The article didn't talk at all about how librarians might get faculty to start learning about research strategies to pass on to their own students. Maybe this is like the medical profession's problem: experienced doctors are unwilling to allow new doctors to have normal hours, because the experienced doctors didn't get any breaks when they were new, so why should these young whippersnappers. I feel like many faculty members are perfectly willing to let their students flounder about in a sea of information, without teaching them a thing about doing research. All the while, the students are floundering way more than their teachers ever did, because we are, at present, drowning in information.

In my last job, the information literacy librarian was starting to tackle this problem, by training the faculty in new research strategies and how to teach others how to use the technologies that now exist. She realized that she couldn't get to every student, and that having one hour per semester with one class to talk about library resources wasn't helping anyone. You can't teach that many students when you have a small staff. But you CAN teach the faculty, which represents a much smaller population. She also embedded herself in one class, but that took probably 10 hours of her weekly work, which is not really viable for most libraries. Her work with the faculty was by far the most promising, but I'm sure that somehow she "embarrassed" some of them. Quel horreur.

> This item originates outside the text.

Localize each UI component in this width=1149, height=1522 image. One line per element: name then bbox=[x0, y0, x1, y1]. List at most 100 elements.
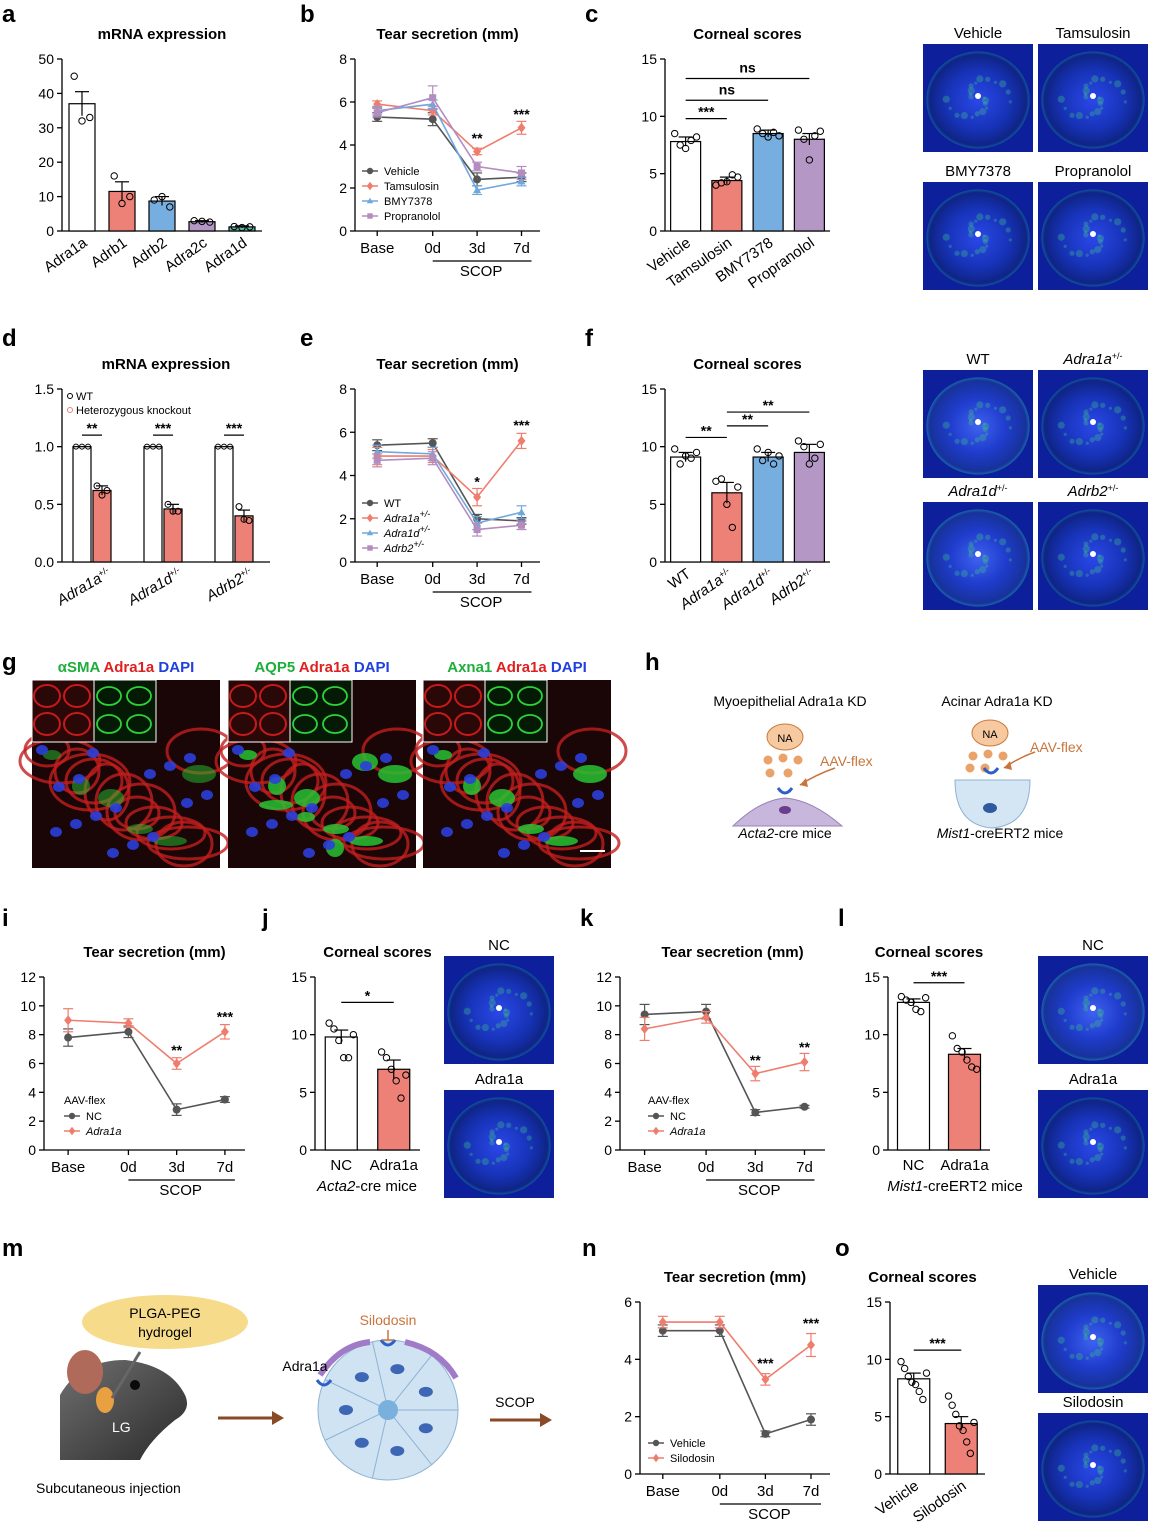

Anyway, it's an interesting article, and I guess since it got me thinking about all of this information literacy stuff, it did its job.


Merrilee Proffitt said...

Thanks for reading our article.

Most of the "take aways" on information literacy come from the paper given by David Harrington Watt, a history professor at Temple, who actually goes out of his way to praise the efforts of Temple librarians in supporting both faculty and students in developing (and keeping up with!) research skills. It's not so much that faculty feel embarrassed by their lack of information literacy, but Watt in particular feels kind of jargoned at. He knows what we mean, but would rather we use terms everyone can relate to. For more context, check out his paper, which he was kind enough to share in non-PowerPoint form! He probably says it better than we have.

Scribe said...

Thanks for pointing out Harrington's article--and it's true that we librarians "jargon" at a cataloger, I think I probably scare even the reference librarians. :)

"Wicked people never have time for reading. It's one of the reasons for their wickedness." —Lemony Snicket, The Penultimate Peril.